Le ministre de l’Économie, Pierre Fitzgibbon, a fait part de son intention de créer un programme d’aide universel d’ici le mois de septembre ou octobre, afin d’aider les médias qui ont fait la démonstration de la pérennité de leur modèle d’affaires. C’est là que le bât blesse. Le modèle de l’avenir reste à inventer. À part Le Devoir, aucun quotidien ou hebdomadaire au Québec ne mise sur le modèle d’abonnements pour rentabiliser la production de ses contenus numériques. La gratuité est un mirage sur lequel de nombreux médias, dont ceux de Capitales Médias, ont appuyé leur stratégie d’affaires, dans l’espoir de récolter des revenus de publicité numérique. Or, ces revenus sont accaparés en grande partie par les Google, Facebook et consorts.

Le Centre d’étude sur les médias évaluait récemment que l’ensemble des médias avaient perdu 29 % de leurs revenus de publicité entre 2012 et 2017. Cette chute considérable, associée à une faible diversification des sources de revenus, a contribué à faire passer la marge bénéficiaire des quotidiens et des hebdomadaires (les plus durement touchés par la crise) de 14,4 % en 2010 à -0,1 % en 2016.

Le Devoir n’échappe pas à ces turbulences, mais en misant sur un modèle d’abonnements, pour ses contenus tant imprimés que numériques, il a réussi à atteindre la rentabilité à quatre reprises au cours des six dernières années. L’équilibre est précaire, mais il nous place dans une situation unique pour poser des questions délicates mais importantes dans le débat actuel. Est-ce à l’État de combler le manque à gagner pour l’érosion des revenus de publicité ? Ne faut-il pas envisager aussi une participation accrue des lecteurs ? En définitive, c’est à eux que s’adressent les médias impliqués dans le journalisme de qualité.

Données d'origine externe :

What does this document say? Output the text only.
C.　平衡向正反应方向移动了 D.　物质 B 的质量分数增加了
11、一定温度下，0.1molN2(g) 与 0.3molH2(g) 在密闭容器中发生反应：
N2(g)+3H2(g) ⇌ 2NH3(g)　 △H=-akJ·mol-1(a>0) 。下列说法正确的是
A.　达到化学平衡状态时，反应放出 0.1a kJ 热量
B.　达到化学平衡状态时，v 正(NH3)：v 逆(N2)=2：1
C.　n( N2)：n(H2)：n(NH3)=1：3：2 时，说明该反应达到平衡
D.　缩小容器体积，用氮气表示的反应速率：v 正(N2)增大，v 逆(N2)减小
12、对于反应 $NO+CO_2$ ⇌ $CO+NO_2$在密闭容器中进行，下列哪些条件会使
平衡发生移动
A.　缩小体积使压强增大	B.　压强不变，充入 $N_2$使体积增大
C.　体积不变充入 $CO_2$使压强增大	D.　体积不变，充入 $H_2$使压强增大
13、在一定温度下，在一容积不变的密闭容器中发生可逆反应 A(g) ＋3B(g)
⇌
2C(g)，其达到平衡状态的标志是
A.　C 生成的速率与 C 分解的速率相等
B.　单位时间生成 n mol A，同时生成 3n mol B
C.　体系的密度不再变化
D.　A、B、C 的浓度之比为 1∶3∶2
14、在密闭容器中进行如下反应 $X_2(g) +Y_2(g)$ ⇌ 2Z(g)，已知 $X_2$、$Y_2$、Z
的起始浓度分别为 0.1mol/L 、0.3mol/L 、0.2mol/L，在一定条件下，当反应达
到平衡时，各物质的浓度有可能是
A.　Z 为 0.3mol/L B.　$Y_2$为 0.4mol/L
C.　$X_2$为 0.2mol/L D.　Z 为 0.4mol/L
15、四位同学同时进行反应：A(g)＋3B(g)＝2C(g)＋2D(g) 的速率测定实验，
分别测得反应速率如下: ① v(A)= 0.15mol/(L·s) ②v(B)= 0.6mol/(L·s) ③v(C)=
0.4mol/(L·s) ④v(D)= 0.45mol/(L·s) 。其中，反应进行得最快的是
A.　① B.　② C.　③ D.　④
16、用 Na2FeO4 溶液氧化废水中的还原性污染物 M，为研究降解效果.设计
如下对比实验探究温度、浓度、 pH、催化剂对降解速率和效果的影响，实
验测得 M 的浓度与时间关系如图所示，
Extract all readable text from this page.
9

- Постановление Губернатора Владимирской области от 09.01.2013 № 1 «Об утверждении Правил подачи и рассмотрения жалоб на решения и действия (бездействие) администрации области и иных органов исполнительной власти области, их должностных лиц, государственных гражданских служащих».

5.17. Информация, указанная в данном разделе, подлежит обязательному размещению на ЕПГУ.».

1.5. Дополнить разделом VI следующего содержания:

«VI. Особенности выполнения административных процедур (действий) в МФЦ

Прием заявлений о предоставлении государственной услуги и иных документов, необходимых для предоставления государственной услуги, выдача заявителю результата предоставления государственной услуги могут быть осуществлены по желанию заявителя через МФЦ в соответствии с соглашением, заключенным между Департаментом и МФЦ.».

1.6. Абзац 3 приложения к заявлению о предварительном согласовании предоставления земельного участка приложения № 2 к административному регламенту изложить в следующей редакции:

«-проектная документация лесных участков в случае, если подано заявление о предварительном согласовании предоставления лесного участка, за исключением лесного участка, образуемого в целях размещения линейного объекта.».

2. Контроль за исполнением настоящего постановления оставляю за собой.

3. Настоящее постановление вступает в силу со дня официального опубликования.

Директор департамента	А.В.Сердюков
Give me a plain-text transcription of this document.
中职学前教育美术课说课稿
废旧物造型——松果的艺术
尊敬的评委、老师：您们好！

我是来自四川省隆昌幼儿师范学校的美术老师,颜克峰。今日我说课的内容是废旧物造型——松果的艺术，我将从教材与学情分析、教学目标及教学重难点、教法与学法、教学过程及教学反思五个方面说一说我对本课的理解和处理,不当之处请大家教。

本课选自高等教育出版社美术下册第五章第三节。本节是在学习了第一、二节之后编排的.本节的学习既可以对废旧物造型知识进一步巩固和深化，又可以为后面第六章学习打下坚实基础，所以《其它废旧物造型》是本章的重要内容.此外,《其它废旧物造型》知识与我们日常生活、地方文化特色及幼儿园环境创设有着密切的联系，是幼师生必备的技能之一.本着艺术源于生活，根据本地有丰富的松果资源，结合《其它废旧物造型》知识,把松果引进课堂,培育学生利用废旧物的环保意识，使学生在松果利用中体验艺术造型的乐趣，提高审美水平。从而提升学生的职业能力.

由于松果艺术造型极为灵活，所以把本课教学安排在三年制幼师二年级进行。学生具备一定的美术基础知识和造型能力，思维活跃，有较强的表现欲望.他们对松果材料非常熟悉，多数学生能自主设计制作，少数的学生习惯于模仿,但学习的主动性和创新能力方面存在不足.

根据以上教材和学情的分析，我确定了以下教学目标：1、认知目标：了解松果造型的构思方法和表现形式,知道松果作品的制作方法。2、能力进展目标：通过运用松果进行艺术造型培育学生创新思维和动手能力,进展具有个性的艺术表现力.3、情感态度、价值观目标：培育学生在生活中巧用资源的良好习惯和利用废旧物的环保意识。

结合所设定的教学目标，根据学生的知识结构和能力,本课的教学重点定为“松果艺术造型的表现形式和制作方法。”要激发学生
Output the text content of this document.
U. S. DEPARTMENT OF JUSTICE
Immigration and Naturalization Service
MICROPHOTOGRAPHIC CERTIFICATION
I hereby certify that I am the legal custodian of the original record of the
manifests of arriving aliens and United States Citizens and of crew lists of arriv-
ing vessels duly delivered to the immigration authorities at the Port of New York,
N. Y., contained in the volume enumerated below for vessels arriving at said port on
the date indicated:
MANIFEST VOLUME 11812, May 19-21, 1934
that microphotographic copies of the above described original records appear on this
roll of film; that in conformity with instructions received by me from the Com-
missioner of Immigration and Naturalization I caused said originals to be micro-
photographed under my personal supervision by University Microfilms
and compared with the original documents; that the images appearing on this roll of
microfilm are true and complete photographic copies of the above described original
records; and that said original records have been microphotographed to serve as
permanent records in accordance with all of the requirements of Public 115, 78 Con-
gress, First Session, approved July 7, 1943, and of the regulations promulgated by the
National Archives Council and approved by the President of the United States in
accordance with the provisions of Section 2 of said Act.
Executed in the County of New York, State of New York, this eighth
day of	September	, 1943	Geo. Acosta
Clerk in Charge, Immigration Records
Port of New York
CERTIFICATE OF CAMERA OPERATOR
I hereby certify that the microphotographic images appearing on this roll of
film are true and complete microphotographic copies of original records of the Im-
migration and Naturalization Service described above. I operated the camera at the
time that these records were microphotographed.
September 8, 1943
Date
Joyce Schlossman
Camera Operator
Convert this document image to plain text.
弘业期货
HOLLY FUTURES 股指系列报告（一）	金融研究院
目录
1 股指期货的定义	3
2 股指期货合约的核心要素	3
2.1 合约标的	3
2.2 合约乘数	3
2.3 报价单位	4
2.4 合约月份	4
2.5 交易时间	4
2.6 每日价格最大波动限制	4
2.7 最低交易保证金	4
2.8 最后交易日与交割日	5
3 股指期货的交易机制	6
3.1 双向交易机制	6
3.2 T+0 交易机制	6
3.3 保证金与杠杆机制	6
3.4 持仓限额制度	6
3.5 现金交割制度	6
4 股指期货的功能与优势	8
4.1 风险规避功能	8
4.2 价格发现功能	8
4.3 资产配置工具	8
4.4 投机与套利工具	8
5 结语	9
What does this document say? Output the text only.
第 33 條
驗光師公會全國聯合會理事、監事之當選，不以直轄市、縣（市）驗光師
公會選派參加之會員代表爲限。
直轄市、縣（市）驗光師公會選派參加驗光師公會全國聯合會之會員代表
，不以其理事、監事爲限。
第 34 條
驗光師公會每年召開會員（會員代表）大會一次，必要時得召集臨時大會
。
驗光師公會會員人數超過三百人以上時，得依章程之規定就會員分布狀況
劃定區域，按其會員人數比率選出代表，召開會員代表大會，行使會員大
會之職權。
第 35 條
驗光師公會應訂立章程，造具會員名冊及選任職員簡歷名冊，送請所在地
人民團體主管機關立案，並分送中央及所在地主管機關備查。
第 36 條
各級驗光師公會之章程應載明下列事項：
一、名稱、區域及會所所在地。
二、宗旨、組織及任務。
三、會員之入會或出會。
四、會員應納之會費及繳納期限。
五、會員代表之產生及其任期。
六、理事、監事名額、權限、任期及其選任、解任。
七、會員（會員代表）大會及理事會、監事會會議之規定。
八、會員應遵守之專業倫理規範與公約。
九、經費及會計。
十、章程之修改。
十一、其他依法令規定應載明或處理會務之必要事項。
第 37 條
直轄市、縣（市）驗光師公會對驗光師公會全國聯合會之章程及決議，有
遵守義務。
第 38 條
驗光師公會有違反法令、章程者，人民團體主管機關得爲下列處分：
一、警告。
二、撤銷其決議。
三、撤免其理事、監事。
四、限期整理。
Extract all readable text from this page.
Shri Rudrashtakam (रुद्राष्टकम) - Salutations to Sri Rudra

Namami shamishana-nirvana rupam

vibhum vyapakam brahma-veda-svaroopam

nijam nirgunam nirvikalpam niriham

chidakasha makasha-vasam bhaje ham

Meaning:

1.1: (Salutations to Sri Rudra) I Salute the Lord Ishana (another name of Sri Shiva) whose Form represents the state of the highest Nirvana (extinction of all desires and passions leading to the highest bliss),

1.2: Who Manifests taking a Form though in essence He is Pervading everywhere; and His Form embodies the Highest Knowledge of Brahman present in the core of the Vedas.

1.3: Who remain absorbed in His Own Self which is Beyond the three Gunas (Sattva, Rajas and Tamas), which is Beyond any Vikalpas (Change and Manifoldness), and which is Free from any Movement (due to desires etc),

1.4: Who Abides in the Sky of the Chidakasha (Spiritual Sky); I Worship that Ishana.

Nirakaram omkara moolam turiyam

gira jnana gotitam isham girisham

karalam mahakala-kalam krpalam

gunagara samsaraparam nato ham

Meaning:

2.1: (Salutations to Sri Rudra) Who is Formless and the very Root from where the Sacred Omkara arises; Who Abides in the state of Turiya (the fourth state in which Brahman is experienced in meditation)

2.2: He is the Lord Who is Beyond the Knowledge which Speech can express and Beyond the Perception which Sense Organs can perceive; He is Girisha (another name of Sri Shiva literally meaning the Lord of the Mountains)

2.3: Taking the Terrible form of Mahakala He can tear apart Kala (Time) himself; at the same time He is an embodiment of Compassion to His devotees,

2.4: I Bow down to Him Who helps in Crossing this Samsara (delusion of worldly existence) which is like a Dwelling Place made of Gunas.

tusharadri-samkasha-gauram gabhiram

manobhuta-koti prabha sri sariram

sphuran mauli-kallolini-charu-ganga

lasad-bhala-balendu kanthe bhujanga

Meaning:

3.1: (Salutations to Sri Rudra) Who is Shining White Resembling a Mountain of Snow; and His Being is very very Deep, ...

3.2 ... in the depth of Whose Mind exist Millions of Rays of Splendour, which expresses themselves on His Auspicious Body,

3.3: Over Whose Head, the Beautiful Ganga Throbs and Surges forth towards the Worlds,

Le gouvernement peut faire mieux : en privilégiant les programmes équitables pour tous, en assurant l’équité fiscale dans le commerce électronique, en renouant avec la publication des avis publics dans la presse écrite, et en réinjectant ses investissements publicitaires dans les médias d’ici avant d’engraisser les entreprises du GAFA.

Mais en ce qui a trait à l’information locale, les élites politiques, économiques et les lecteurs des régions concernées doivent faire partie de la solution. Si l’information locale est si importante qu’on le dit, pourquoi ne s’approprient-ils pas davantage l’enjeu de la survie de la presse locale ?

Selon toute vraisemblance, les six quotidiens de Capitales Médias seront vendus, en bloc ou séparément, par le redresseur nommé par Québec, Stéphane Lavallée. C’est un moment charnière dans la crise des médias. Le moment où les collectivités locales peuvent se mobiliser pour sauver leurs médias, qu’ils disent si essentiels à leur vitalité. Le soutien de l’État ne remplacera jamais l’enracinement d’un média dans sa communauté d’appartenance.